"How Your Brain Organizes Information" video

Nice that Buzaki is addressing oscillations as fundamental and not just noise. But the question of interest is HOW are they fundamental?

Buzaki appears to be positing some kind of fixed hierarchy, which is activated by simultaneous (synchronous) spikes by synapses from below. So the “syntax” is a fixed (or slowly changing synaptic weight?) hierarchy.

Grossberg according to Wikipedia on Adaptive Resonance Theory “postulates that ‘top-down’ expectations take the form of a memory template or prototype that is then compared with the actual features of an object as detected by the senses.”

“Top down prototypes or templates” are certainly not a fit for contradictory or chaotic structure.

It’s unclear to me what you’re saying by citing them.
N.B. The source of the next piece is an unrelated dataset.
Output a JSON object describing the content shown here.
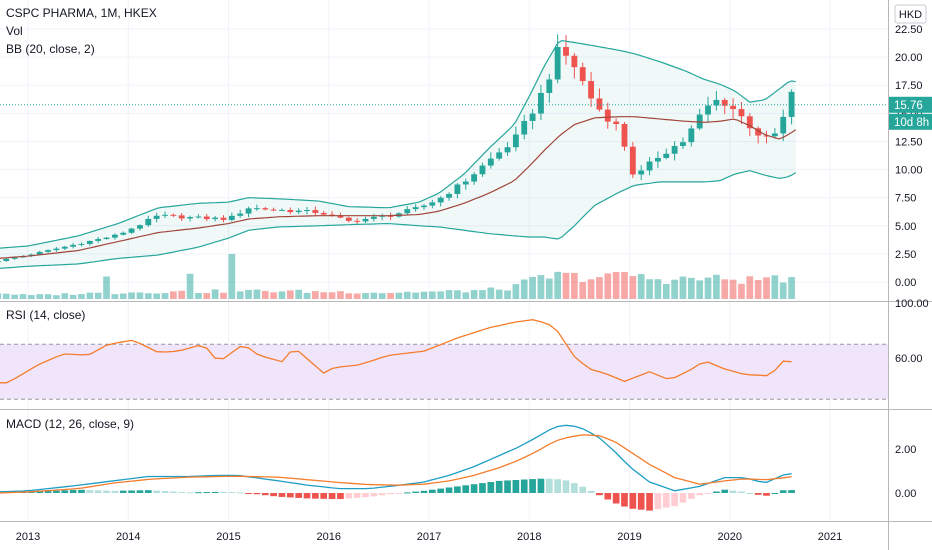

Just the fact that other people have posited oscillations in the brain have significance beyond noise?

Here’s are the comments I made on that paper the first time you posted it to me:

I may not have commented on evidence for abstraction, because I didn’t believe the paper offered any. And I still don’t. The paper is describing how aspects of cognition will be anchored in embodiment (of which the whole point is that it can’t be abstracted, that’s what embodiment MEANS. Embodiment MEANS it can’t be abstracted. I would have thought that was obvious, and was probably too polite to mention it.)
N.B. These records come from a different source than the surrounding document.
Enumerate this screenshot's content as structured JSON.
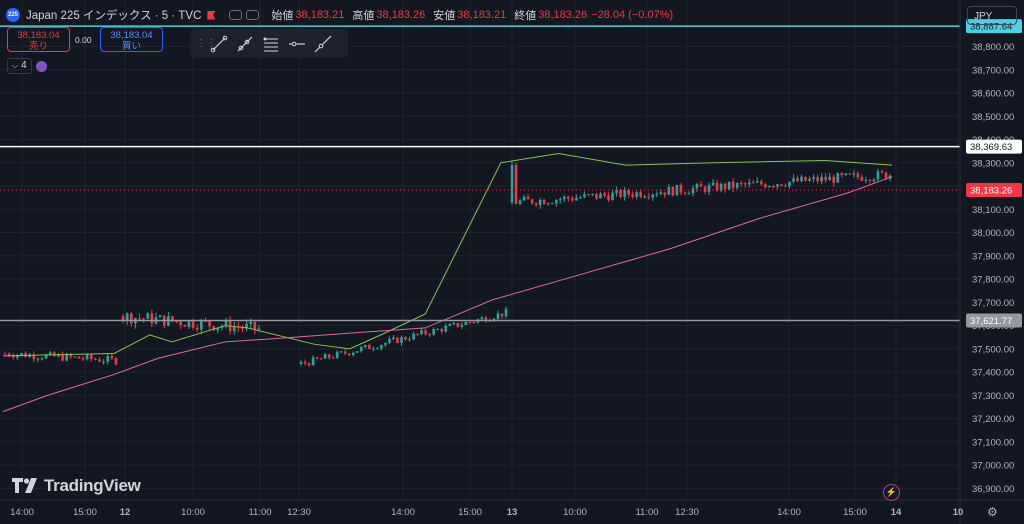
{
  "symbol": {
    "badge": "225",
    "name": "Japan 225 インデックス · 5 · TVC",
    "open_label": "始値",
    "open": "38,183.21",
    "high_label": "高値",
    "high": "38,183.26",
    "low_label": "安値",
    "low": "38,183.21",
    "close_label": "終値",
    "close": "38,183.26",
    "change": "−28.04 (−0.07%)"
  },
  "trade": {
    "sell_price": "38,183.04",
    "sell_label": "売り",
    "spread": "0.00",
    "buy_price": "38,183.04",
    "buy_label": "買い"
  },
  "indicators": {
    "count": "4"
  },
  "currency": "JPY",
  "branding": {
    "logo_text": "TradingView"
  },
  "colors": {
    "background": "#131722",
    "up": "#26a69a",
    "down": "#f23645",
    "ma_fast": "#8bc34a",
    "ma_slow": "#e066a3",
    "cyan_line": "#4dd0e1",
    "white_line": "#ffffff",
    "grey_line": "#9598a1"
  },
  "chart_data": {
    "type": "candlestick",
    "title": "Japan 225 インデックス · 5 · TVC",
    "ylim": [
      36850,
      39000
    ],
    "y_ticks": [
      36900,
      37000,
      37100,
      37200,
      37300,
      37400,
      37500,
      37600,
      37700,
      37800,
      37900,
      38000,
      38100,
      38200,
      38300,
      38400,
      38500,
      38600,
      38700,
      38800
    ],
    "x_ticks": [
      "14:00",
      "15:00",
      "12",
      "10:00",
      "11:00",
      "12:30",
      "14:00",
      "15:00",
      "13",
      "10:00",
      "11:00",
      "12:30",
      "14:00",
      "15:00",
      "14",
      "10"
    ],
    "hlines": [
      {
        "value": 38887.64,
        "label": "38,887.64",
        "color": "#4dd0e1"
      },
      {
        "value": 38369.63,
        "label": "38,369.63",
        "color": "#ffffff"
      },
      {
        "value": 37621.77,
        "label": "37,621.77",
        "color": "#9598a1"
      },
      {
        "value": 38183.26,
        "label": "38,183.26",
        "color": "#f23645",
        "dotted": true
      }
    ],
    "segments": [
      {
        "start": 37480,
        "end": 37450,
        "n": 28,
        "trend": 1.5,
        "noise": 18
      },
      {
        "start": 37640,
        "end": 37585,
        "n": 34,
        "trend": 1.5,
        "noise": 28
      },
      {
        "start": 37435,
        "end": 37655,
        "n": 52,
        "trend": 4.2,
        "noise": 16
      },
      {
        "start": 38130,
        "end": 38250,
        "n": 95,
        "trend": 1.0,
        "noise": 22
      }
    ],
    "series": [
      {
        "name": "MA fast",
        "color": "#8bc34a",
        "points": [
          [
            37470,
            0
          ],
          [
            37480,
            0.25
          ],
          [
            37560,
            0.33
          ],
          [
            37530,
            0.38
          ],
          [
            37600,
            0.5
          ],
          [
            37590,
            0.55
          ],
          [
            37520,
            0.7
          ],
          [
            37500,
            0.78
          ],
          [
            37560,
            0.85
          ],
          [
            37650,
            0.95
          ],
          [
            38300,
            1.12
          ],
          [
            38340,
            1.25
          ],
          [
            38290,
            1.4
          ],
          [
            38300,
            1.6
          ],
          [
            38310,
            1.85
          ],
          [
            38290,
            2.0
          ]
        ]
      },
      {
        "name": "MA slow",
        "color": "#e066a3",
        "points": [
          [
            37230,
            0
          ],
          [
            37300,
            0.1
          ],
          [
            37390,
            0.25
          ],
          [
            37460,
            0.35
          ],
          [
            37530,
            0.5
          ],
          [
            37545,
            0.62
          ],
          [
            37570,
            0.8
          ],
          [
            37590,
            0.95
          ],
          [
            37710,
            1.1
          ],
          [
            37820,
            1.3
          ],
          [
            37930,
            1.5
          ],
          [
            38060,
            1.7
          ],
          [
            38170,
            1.9
          ],
          [
            38240,
            2.0
          ]
        ]
      }
    ]
  }
}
The specific reference to language in the paper (and particularly another one referenced within that) was quite a nice attempt to guess what a syntax (combinatorial) mechanism might be. Which aligned very closely with mine. Except for the assumption that grammer could be abstracted. They don’t address that. The certainly don’t present evidence for it. They assume it. I show in my reply to you at that time that this abstraction is not necessary, and I suggest the opposite. With quite a lot of evidence, including Tom Mitchell’s nice presentation of the complete mixing of combinatorial representations in fMRI evidence. Not addressed in any reply.

I now notice when introducing the paper that first time you referenced Chomsky’s idea of “built-in” language features.
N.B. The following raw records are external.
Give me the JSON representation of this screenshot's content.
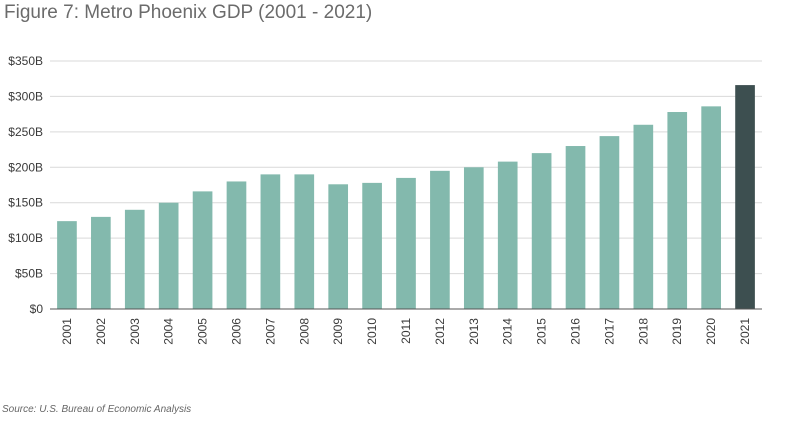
{
  "title": "Figure 7: Metro Phoenix GDP (2001 - 2021)",
  "source": "Source: U.S. Bureau of Economic Analysis",
  "colors": {
    "bar": "#83b9ad",
    "highlight": "#3d4f50",
    "grid": "#d9d9d9",
    "axis": "#555555"
  },
  "chart_data": {
    "type": "bar",
    "title": "Figure 7: Metro Phoenix GDP (2001 - 2021)",
    "xlabel": "",
    "ylabel": "",
    "categories": [
      "2001",
      "2002",
      "2003",
      "2004",
      "2005",
      "2006",
      "2007",
      "2008",
      "2009",
      "2010",
      "2011",
      "2012",
      "2013",
      "2014",
      "2015",
      "2016",
      "2017",
      "2018",
      "2019",
      "2020",
      "2021"
    ],
    "values": [
      124,
      130,
      140,
      150,
      166,
      180,
      190,
      190,
      176,
      178,
      185,
      195,
      200,
      208,
      220,
      230,
      244,
      260,
      278,
      286,
      316
    ],
    "highlight_category": "2021",
    "ylim": [
      0,
      350
    ],
    "yticks": [
      0,
      50,
      100,
      150,
      200,
      250,
      300,
      350
    ],
    "ytick_labels": [
      "$0",
      "$50B",
      "$100B",
      "$150B",
      "$200B",
      "$250B",
      "$300B",
      "$350B"
    ],
    "grid": true,
    "legend": "none"
  }
}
Is this also your “evidence”? A theory. Broadly disputed, and failing this last 70 years.

This is not evidence. It’s a theory. I’ve presented alternative interpretations for Chomsky’s own “evidence” for this theory elsewhere. (Basically what Chomsky takes to be evidence for “built-in” language features, is exactly actual evidence, that semantic abstractions for language cannot be learned! So his evidence is more evidence for a rejection of learning, than it is evidence for any actual abstractions. Which 70 years of searching failed to find.)

Not only are Chomsky “built-in” language features not “certainly” built around an embodied grounding. They are not built around anything at all. They almost certainly don’t exist. As I’ve argued repeatedly.

But OK. Good to see you don’t have any evidence for abstraction in semantic categories. Not worth labouring the point.

Is this sort of personal inuendo the standard of moderation you seek to bring to this platform?

You seem to be bringing some kind of personal animus to this debate. It makes discussion tedious because objections become entrenched, and actually empty of content.